Facebook has many business reasons to supports conservative voices but it remains an open question how much they knew about Russia’s interference in 2016.
Silicon Valley is increasingly concerned about aggressive Federal Trade Commission and Department of Justice antitrust investigations over “unfair or deceptive”, monopolies and online data collection and use, the Internet of Things, artificial intelligence and spam. According to Forbes, the FTC is known in Silicon Valley as the “Federal Technology Commission”. From a business perspective Facebook’s support for conservative allies makes some sense but that they fly in the social network’s public values could harm the company.

Special Counsel Robert Mueller and his team of prosecutors and FBI agents is “zeroing in on how Russia spread fake and damaging information through social media and is seeking additional evidence from companies like Facebook and Twitter about what happened on their networks,” according to Bloomberg.

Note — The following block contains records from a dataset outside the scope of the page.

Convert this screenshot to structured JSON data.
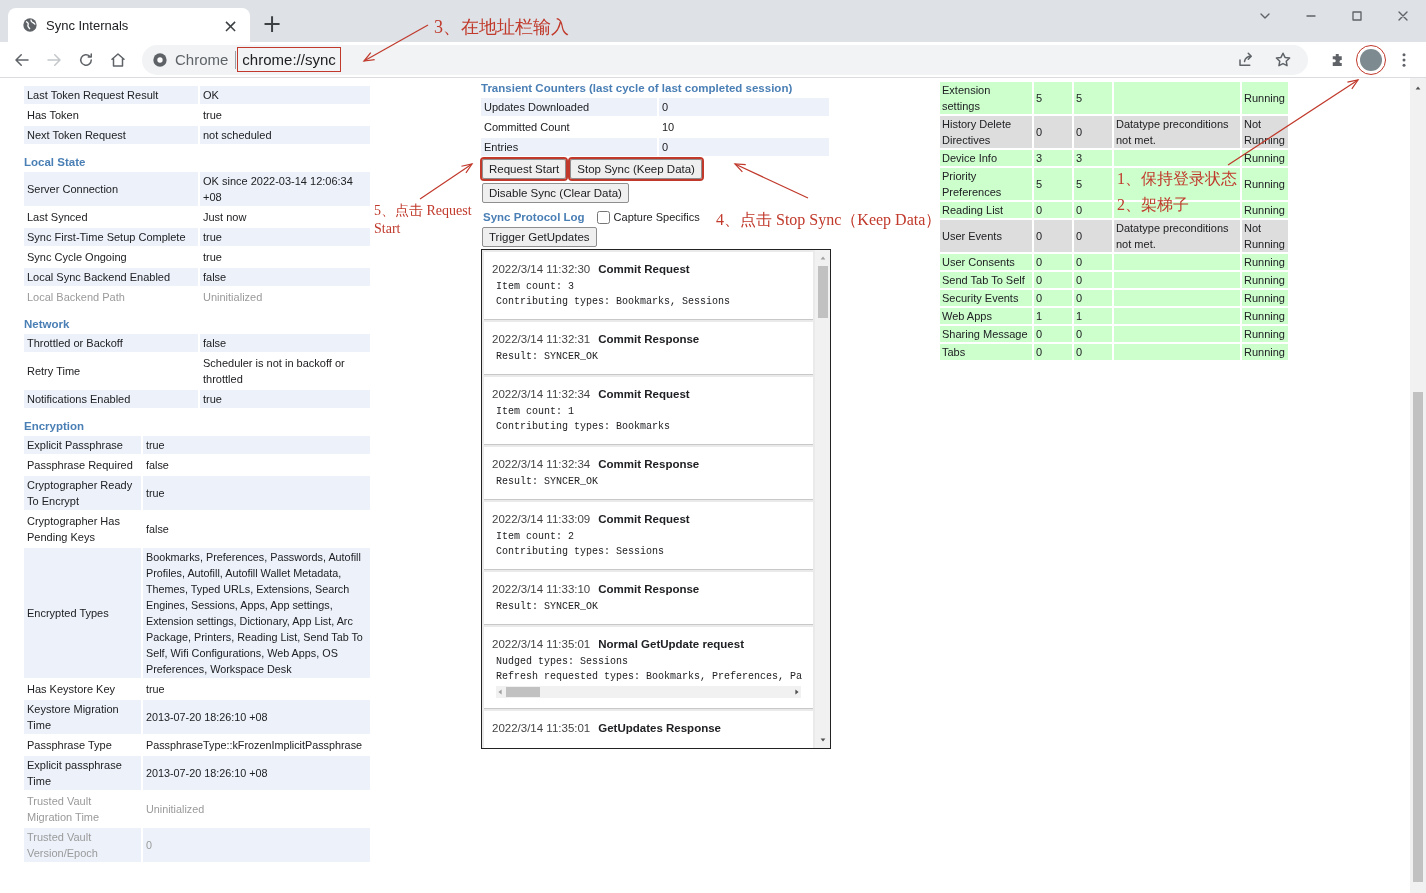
{
  "browser": {
    "tab": {
      "title": "Sync Internals",
      "close": "×"
    },
    "new_tab": "+",
    "omnibox": {
      "site_label": "Chrome",
      "url": "chrome://sync",
      "highlighted": true
    },
    "profile": {
      "highlighted": true
    }
  },
  "left_sections": [
    {
      "rows": [
        {
          "label": "Last Token Request Result",
          "value": "OK",
          "greyed": false
        },
        {
          "label": "Has Token",
          "value": "true",
          "greyed": false
        },
        {
          "label": "Next Token Request",
          "value": "not scheduled",
          "greyed": false
        }
      ]
    },
    {
      "heading": "Local State",
      "rows": [
        {
          "label": "Server Connection",
          "value": "OK since 2022-03-14 12:06:34 +08",
          "greyed": false
        },
        {
          "label": "Last Synced",
          "value": "Just now",
          "greyed": false
        },
        {
          "label": "Sync First-Time Setup Complete",
          "value": "true",
          "greyed": false
        },
        {
          "label": "Sync Cycle Ongoing",
          "value": "true",
          "greyed": false
        },
        {
          "label": "Local Sync Backend Enabled",
          "value": "false",
          "greyed": false
        },
        {
          "label": "Local Backend Path",
          "value": "Uninitialized",
          "greyed": true
        }
      ]
    },
    {
      "heading": "Network",
      "rows": [
        {
          "label": "Throttled or Backoff",
          "value": "false",
          "greyed": false
        },
        {
          "label": "Retry Time",
          "value": "Scheduler is not in backoff or throttled",
          "greyed": false
        },
        {
          "label": "Notifications Enabled",
          "value": "true",
          "greyed": false
        }
      ]
    },
    {
      "heading": "Encryption",
      "rows": [
        {
          "label": "Explicit Passphrase",
          "value": "true",
          "greyed": false
        },
        {
          "label": "Passphrase Required",
          "value": "false",
          "greyed": false
        },
        {
          "label": "Cryptographer Ready To Encrypt",
          "value": "true",
          "greyed": false
        },
        {
          "label": "Cryptographer Has Pending Keys",
          "value": "false",
          "greyed": false
        },
        {
          "label": "Encrypted Types",
          "value": "Bookmarks, Preferences, Passwords, Autofill Profiles, Autofill, Autofill Wallet Metadata, Themes, Typed URLs, Extensions, Search Engines, Sessions, Apps, App settings, Extension settings, Dictionary, App List, Arc Package, Printers, Reading List, Send Tab To Self, Wifi Configurations, Web Apps, OS Preferences, Workspace Desk",
          "greyed": false
        },
        {
          "label": "Has Keystore Key",
          "value": "true",
          "greyed": false
        },
        {
          "label": "Keystore Migration Time",
          "value": "2013-07-20 18:26:10 +08",
          "greyed": false
        },
        {
          "label": "Passphrase Type",
          "value": "PassphraseType::kFrozenImplicitPassphrase",
          "greyed": false
        },
        {
          "label": "Explicit passphrase Time",
          "value": "2013-07-20 18:26:10 +08",
          "greyed": false
        },
        {
          "label": "Trusted Vault Migration Time",
          "value": "Uninitialized",
          "greyed": true
        },
        {
          "label": "Trusted Vault Version/Epoch",
          "value": "0",
          "greyed": true
        }
      ]
    }
  ],
  "middle": {
    "counters_heading": "Transient Counters (last cycle of last completed session)",
    "counters": [
      {
        "label": "Updates Downloaded",
        "value": "0"
      },
      {
        "label": "Committed Count",
        "value": "10"
      },
      {
        "label": "Entries",
        "value": "0"
      }
    ],
    "buttons": [
      {
        "label": "Request Start",
        "highlighted": true
      },
      {
        "label": "Stop Sync (Keep Data)",
        "highlighted": true
      },
      {
        "label": "Disable Sync (Clear Data)",
        "highlighted": false
      }
    ],
    "log_heading": "Sync Protocol Log",
    "capture": {
      "label": "Capture Specifics",
      "checked": false
    },
    "trigger_button": "Trigger GetUpdates",
    "log_entries": [
      {
        "time": "2022/3/14 11:32:30",
        "title": "Commit Request",
        "details": [
          "Item count: 3",
          "Contributing types: Bookmarks, Sessions"
        ],
        "h_scrollbar": false
      },
      {
        "time": "2022/3/14 11:32:31",
        "title": "Commit Response",
        "details": [
          "Result: SYNCER_OK"
        ],
        "h_scrollbar": false
      },
      {
        "time": "2022/3/14 11:32:34",
        "title": "Commit Request",
        "details": [
          "Item count: 1",
          "Contributing types: Bookmarks"
        ],
        "h_scrollbar": false
      },
      {
        "time": "2022/3/14 11:32:34",
        "title": "Commit Response",
        "details": [
          "Result: SYNCER_OK"
        ],
        "h_scrollbar": false
      },
      {
        "time": "2022/3/14 11:33:09",
        "title": "Commit Request",
        "details": [
          "Item count: 2",
          "Contributing types: Sessions"
        ],
        "h_scrollbar": false
      },
      {
        "time": "2022/3/14 11:33:10",
        "title": "Commit Response",
        "details": [
          "Result: SYNCER_OK"
        ],
        "h_scrollbar": false
      },
      {
        "time": "2022/3/14 11:35:01",
        "title": "Normal GetUpdate request",
        "details": [
          "Nudged types: Sessions",
          "Refresh requested types: Bookmarks, Preferences, Pa"
        ],
        "h_scrollbar": true
      },
      {
        "time": "2022/3/14 11:35:01",
        "title": "GetUpdates Response",
        "h_scrollbar": false
      }
    ]
  },
  "datatypes": [
    {
      "name": "Extension settings",
      "count_1": "5",
      "count_2": "5",
      "state": "Running",
      "kind": "running"
    },
    {
      "name": "History Delete Directives",
      "count_1": "0",
      "count_2": "0",
      "message": "Datatype preconditions not met.",
      "state": "Not Running",
      "kind": "stopped"
    },
    {
      "name": "Device Info",
      "count_1": "3",
      "count_2": "3",
      "state": "Running",
      "kind": "running"
    },
    {
      "name": "Priority Preferences",
      "count_1": "5",
      "count_2": "5",
      "state": "Running",
      "kind": "running"
    },
    {
      "name": "Reading List",
      "count_1": "0",
      "count_2": "0",
      "state": "Running",
      "kind": "running"
    },
    {
      "name": "User Events",
      "count_1": "0",
      "count_2": "0",
      "message": "Datatype preconditions not met.",
      "state": "Not Running",
      "kind": "stopped"
    },
    {
      "name": "User Consents",
      "count_1": "0",
      "count_2": "0",
      "state": "Running",
      "kind": "running"
    },
    {
      "name": "Send Tab To Self",
      "count_1": "0",
      "count_2": "0",
      "state": "Running",
      "kind": "running"
    },
    {
      "name": "Security Events",
      "count_1": "0",
      "count_2": "0",
      "state": "Running",
      "kind": "running"
    },
    {
      "name": "Web Apps",
      "count_1": "1",
      "count_2": "1",
      "state": "Running",
      "kind": "running"
    },
    {
      "name": "Sharing Message",
      "count_1": "0",
      "count_2": "0",
      "state": "Running",
      "kind": "running"
    },
    {
      "name": "Tabs",
      "count_1": "0",
      "count_2": "0",
      "state": "Running",
      "kind": "running"
    }
  ],
  "annotations": [
    {
      "text": "3、在地址栏输入"
    },
    {
      "text": "5、点击 Request Start"
    },
    {
      "text": "4、点击 Stop Sync（Keep Data）"
    },
    {
      "text": "1、保持登录状态"
    },
    {
      "text": "2、架梯子"
    }
  ]
}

Mueller’s focus on social media is said to be “red hot” and Facebook, Twitter and Google executives may be called to testify in front of congressional committees as well. More troubling is a notion first floated by MSNBC’s Rachel Maddow that Facebook, Twitter and Google may indeed be the scene of the biggest political crime in history. This would expose the tech giants to extraordinary examination by prosecutors and ironically the very regulation they may have sought to dissuade with their political efforts.